New York Society Library

HAMMOND COLLECTION
The Castles of Athlin and Dunbayne (1796)
Ann Ward Radcliffe


NYSL: Castles of Athlin and Dunbayne

Ann Radcliffe perfected the Gothic school of terror. "In harrowing up the soul with imaginary horrors and making the flesh creep and the nerves thrill with fond hopes and fears," Hazlitt wrote, "she is unrivalled among her fair country-women."

Radcliffe's followers admired her poetic descriptions of scenery in countries she had never visited. Her novels awakened the romantic sensibilities of the age and charged language and landscape with new meaning. Keats tweaked Radcliffian attitudes when he wrote to a friend, "I'll tip you a Damosel Radcliffe. I'll cavern you and grotto you and waterfall you and immense-rock you and…solitude you." Byron quipped in a letter, "I am going out this evening in my Cloak and Gondola—here are two nice Mrs. Radcliffe words for you."

The Castles of Athlin and Dunbayne, a tale of two warring Highland clans, was Radcliffe's first novel. Sir Walter Scott wrote of it, "we can now trace some germs of that taste and talent for the wild, romantic and mysterious, which the authoress afterwards employed with such effect."

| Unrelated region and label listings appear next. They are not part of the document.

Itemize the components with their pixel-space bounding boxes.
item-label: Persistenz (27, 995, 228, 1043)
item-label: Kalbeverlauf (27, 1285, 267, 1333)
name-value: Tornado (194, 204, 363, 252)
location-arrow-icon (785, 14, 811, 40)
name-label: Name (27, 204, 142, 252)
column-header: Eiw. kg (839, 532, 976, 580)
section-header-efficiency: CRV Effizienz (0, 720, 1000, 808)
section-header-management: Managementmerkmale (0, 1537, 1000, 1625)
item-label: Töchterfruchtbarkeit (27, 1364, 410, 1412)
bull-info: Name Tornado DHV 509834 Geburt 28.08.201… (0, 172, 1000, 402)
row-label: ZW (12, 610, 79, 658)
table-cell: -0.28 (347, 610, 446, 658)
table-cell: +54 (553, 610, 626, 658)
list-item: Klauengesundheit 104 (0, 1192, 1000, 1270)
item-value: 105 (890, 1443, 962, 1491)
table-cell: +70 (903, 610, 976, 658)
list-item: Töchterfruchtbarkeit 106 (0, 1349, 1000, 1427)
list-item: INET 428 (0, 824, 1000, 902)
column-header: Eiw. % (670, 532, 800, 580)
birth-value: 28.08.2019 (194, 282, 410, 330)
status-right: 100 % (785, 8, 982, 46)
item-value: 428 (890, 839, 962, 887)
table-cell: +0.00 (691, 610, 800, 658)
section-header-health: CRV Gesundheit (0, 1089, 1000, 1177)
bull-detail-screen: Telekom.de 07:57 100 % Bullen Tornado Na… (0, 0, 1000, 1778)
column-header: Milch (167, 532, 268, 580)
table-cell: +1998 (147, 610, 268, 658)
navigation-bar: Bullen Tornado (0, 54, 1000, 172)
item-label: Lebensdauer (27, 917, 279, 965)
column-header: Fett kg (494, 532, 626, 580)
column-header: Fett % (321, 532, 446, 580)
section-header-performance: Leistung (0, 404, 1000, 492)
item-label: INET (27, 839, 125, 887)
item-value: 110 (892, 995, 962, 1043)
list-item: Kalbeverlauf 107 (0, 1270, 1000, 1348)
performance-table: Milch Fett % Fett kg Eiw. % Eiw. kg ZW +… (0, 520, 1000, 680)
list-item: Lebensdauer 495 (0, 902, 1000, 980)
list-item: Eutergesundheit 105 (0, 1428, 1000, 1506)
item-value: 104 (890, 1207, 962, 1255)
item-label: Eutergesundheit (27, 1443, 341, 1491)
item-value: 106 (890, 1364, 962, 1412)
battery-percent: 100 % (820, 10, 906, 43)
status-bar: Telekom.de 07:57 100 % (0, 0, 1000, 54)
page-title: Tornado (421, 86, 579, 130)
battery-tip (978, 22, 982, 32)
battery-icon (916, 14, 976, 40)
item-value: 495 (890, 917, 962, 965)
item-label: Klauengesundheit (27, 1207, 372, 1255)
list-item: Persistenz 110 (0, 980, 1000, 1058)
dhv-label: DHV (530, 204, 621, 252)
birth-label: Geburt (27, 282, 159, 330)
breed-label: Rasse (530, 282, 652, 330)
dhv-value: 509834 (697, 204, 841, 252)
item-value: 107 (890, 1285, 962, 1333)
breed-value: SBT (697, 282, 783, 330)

The Mysteries of Udolpho (1794) and The Italian (1797) firmly established Radcliffe as a major literary talent. She was, De Quincy put it, "the great enchantress of that generation." Then in 1800 at the peak of her powers she retired to the English countryside with her husband William. Rumor had it that she had gone mad. Suffering from ill health, she was writing poetry and taking carriage rides far from the London drawing rooms she disliked.

In 1883 a disappointed Christina Rossetti, after a visit to the British Museum, gave up plans to write about the reclusive Radcliffe. Although biographies have been published since, Radcliffe's legacy remains her novels, not her life.